Übermässige Gewichtung von Landschaftsschutzinteressen
Der Bundesrat hat dieses Problem erkannt und mit der sogenannten «Beschleunigungsvorlage» eine Vorlage in die Vernehmlassung geschickt, um die Verfahren für erneuerbare Energien zu vereinfachen. Doch diese droht zum Rohrkrepierer zu verkommen.
Die Vorlage könnte Ausbauprojekten einen Bärendienst erweisen und das Risiko sogar vergrössern respektive die Dauer verlängern, anstatt Abhilfe zu schaffen. Als Reaktion forderte der Gewerbeverband kürzlich eine Aussetzung der Bewilligungsverfahren. Mit dem gleichen Ziel, aber etwas weniger radikal in der Wahl der Mittel, sieht die Wirtschaft Anpassungsbedarf bei drei Punkten:
• Chancengleichheit in der Interessensabwägung: Die Erfahrung aus vergangenen Projekten zeigt, dass dem Umwelt- und Landschaftsschutz oft ein übermässiges Gewicht verliehen wird und Projekte blockiert werden. Damit die Vorlage ihren Zweck erfüllen und der Ausbau beschleunigt werden kann, muss dem Interesse an sicherem, klimaneutralem Strom ein grösserer Wert zugemessen werden. Wenn jede Alpweide automatisch unantastbar ist, sind die Energiewende und der Kampf gegen den Klimawandel verloren, bevor wir richtig angefangen haben.
• Projekt- und Technologieoffenheit: Die Beschleunigungsvorlage zielt nur auf die Planungs- und Bewilligungsverfahren für die bedeutendsten Anlagen der Wasserkraft und der Windenergie ab. Doch dieses Grossprojektdenken ist verfehlt. Im anbrechenden Zeitalter der dezentralisierten Stromproduktion und Solarpanels auf jedem Dach wäre es fahrlässig, nur die grössten Projekte zu beschleunigen. Auch der Ausschluss der Solarenergie ist höchst bedenklich, sind doch gerade alpine Solaranlagen ein grosser Hoffnungsträger.
• Klumpenrisiko: Die Beschleunigungsvorlage plant ein einstufiges Verfahren. Dies verursacht jedoch ein juristisches Klumpenrisiko, da kritische Punkte nicht mehr einzeln geprüft werden können. Das Projekt bekommt eine Abfuhr erst nach einem langen Verfahren, mit hohen Kostenfolgen. Die Verfahren müssen klüger ausgestaltet werden.

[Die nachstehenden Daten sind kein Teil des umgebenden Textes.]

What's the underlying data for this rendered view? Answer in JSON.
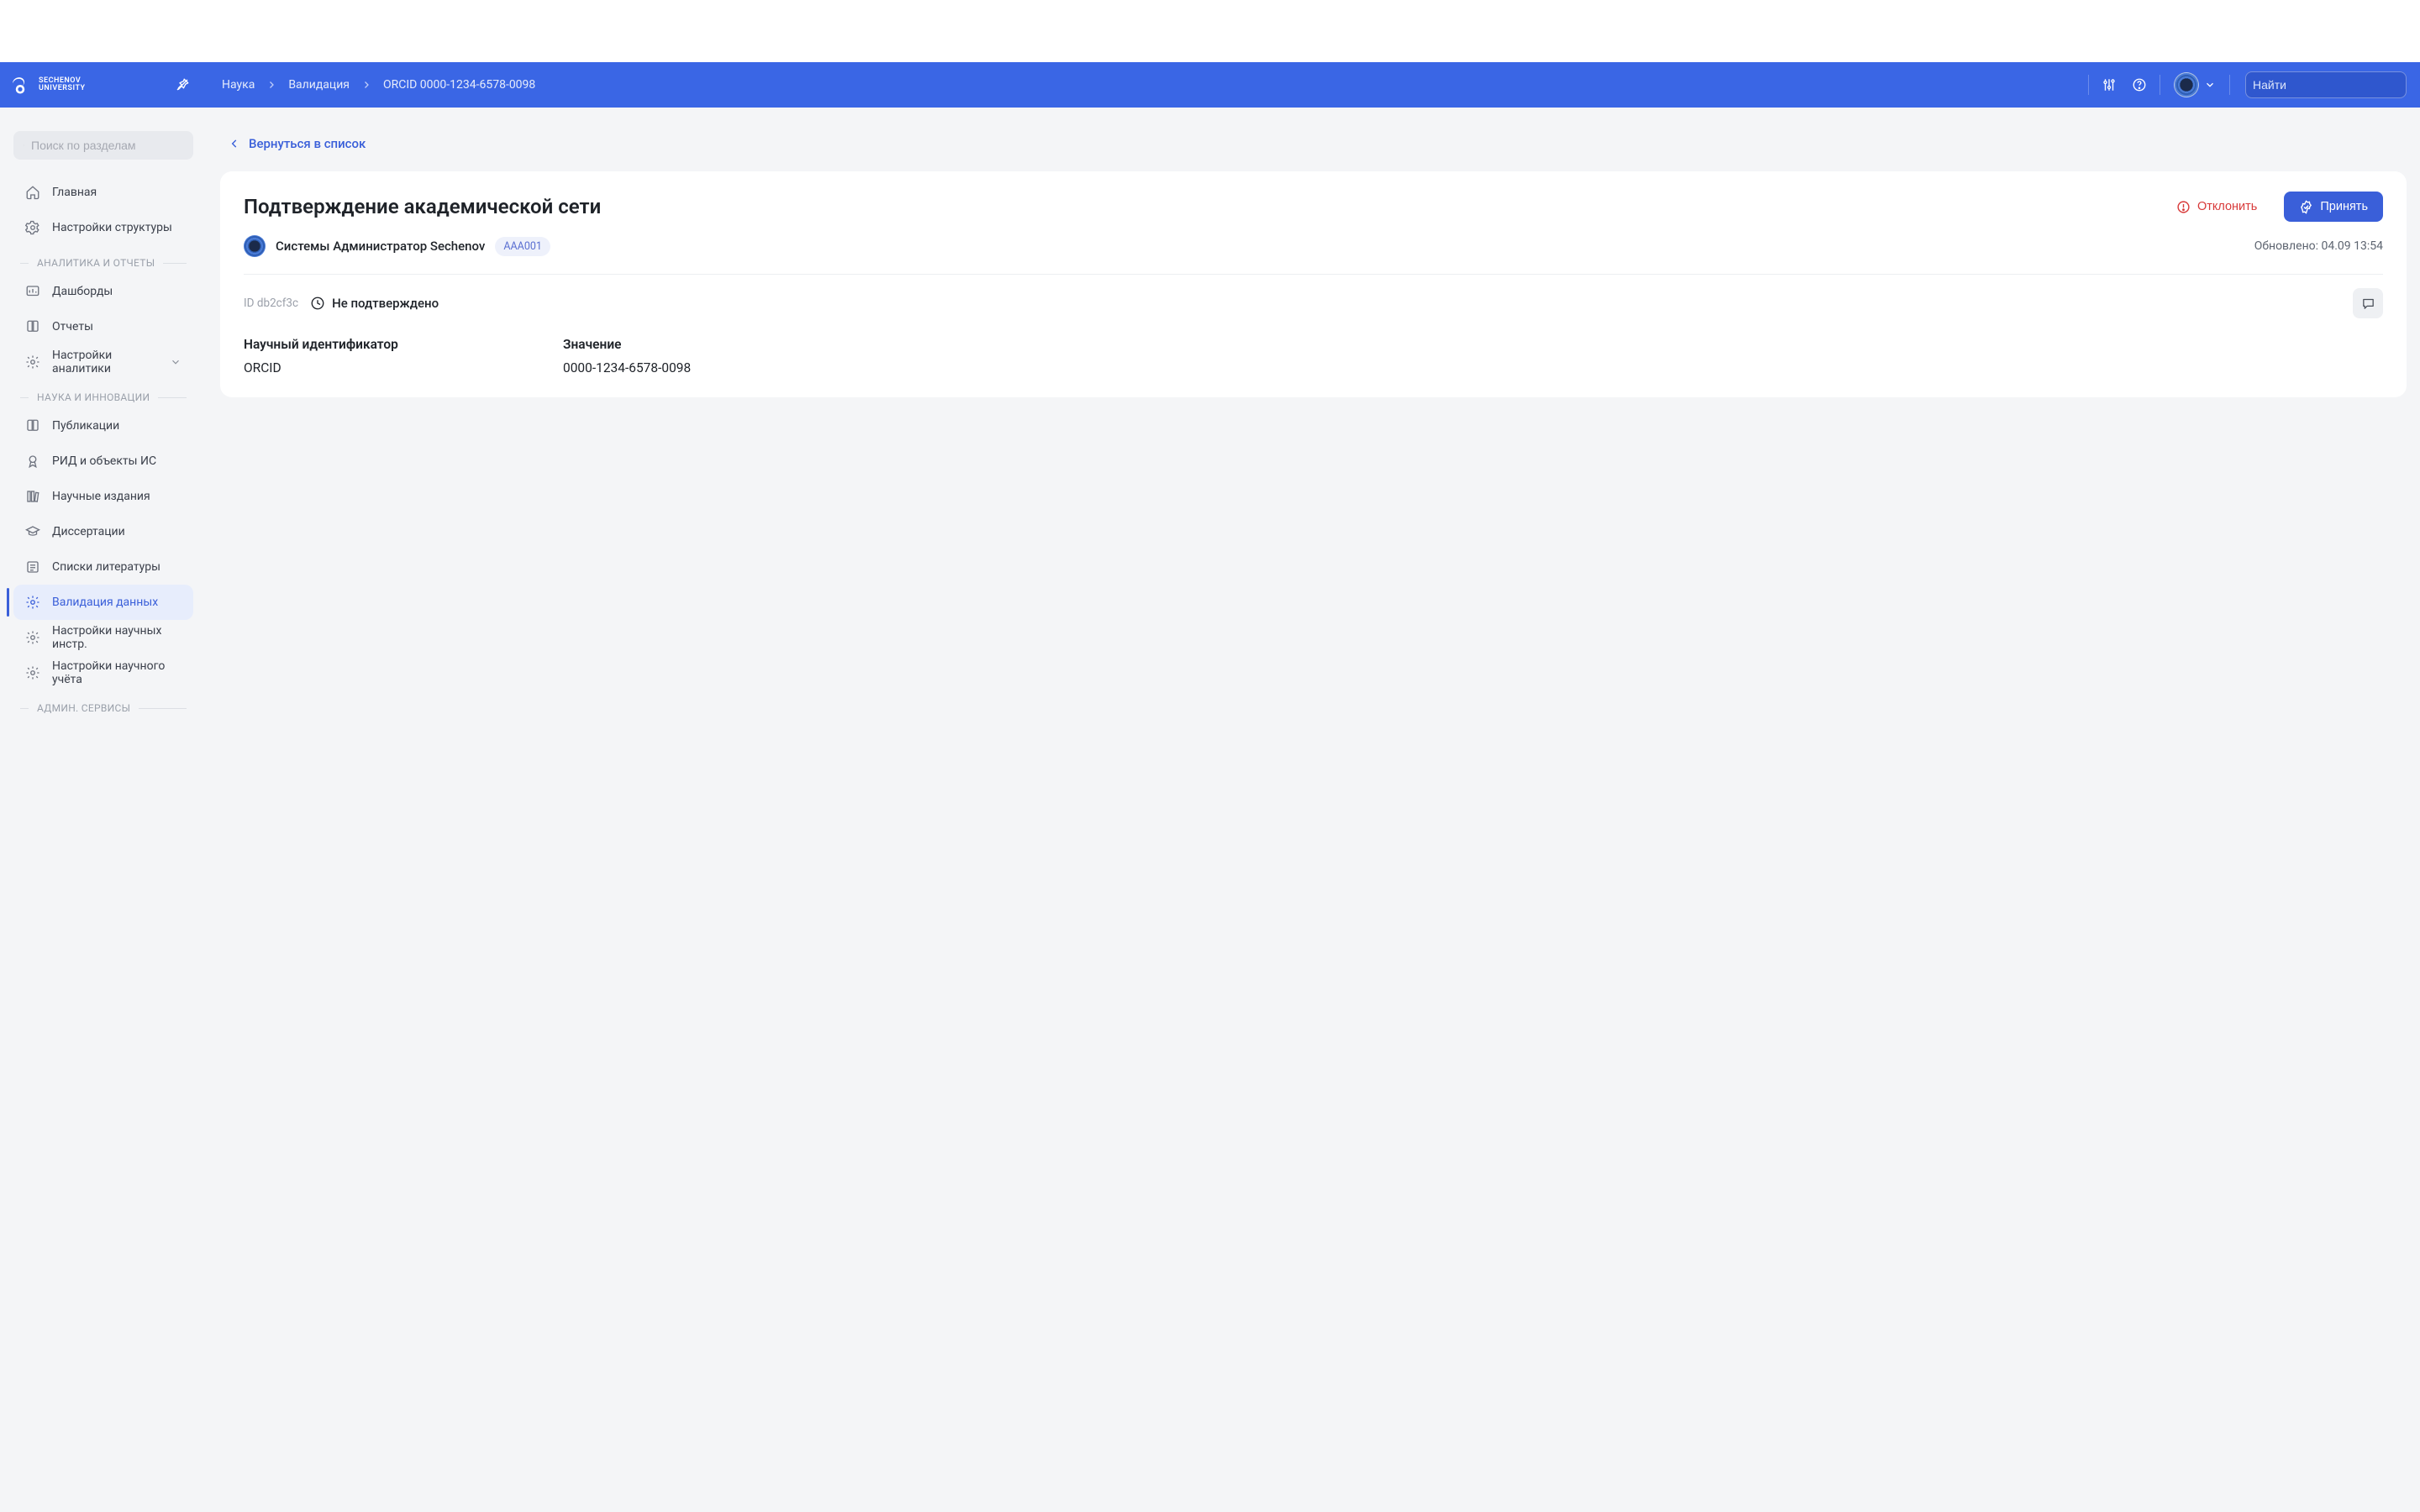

Mehr erneuerbare Energie ist Grundvoraussetzung für die Energiewende
Der Ausbau erneuerbarer Energien ist die Grundvoraussetzung für die Energiewende und mehr Stromversorgungssicherheit. Die Bemühungen, den Ausbau zu beschleunigen, gehen in die falsche Richtung. Wenn wir auf Erneuerbare bauen wollen, müssen wir auch sicherstellen, dass sie effektiv gebaut werden.
Zum Autor: Alexander Keberle, Geschäftsleitungsmitglied bei economiesuisse und verantwortlich für die Themen Infrastruktur, Energie & Umwelt, ist 30 Jahre alt und lebt in Zürich.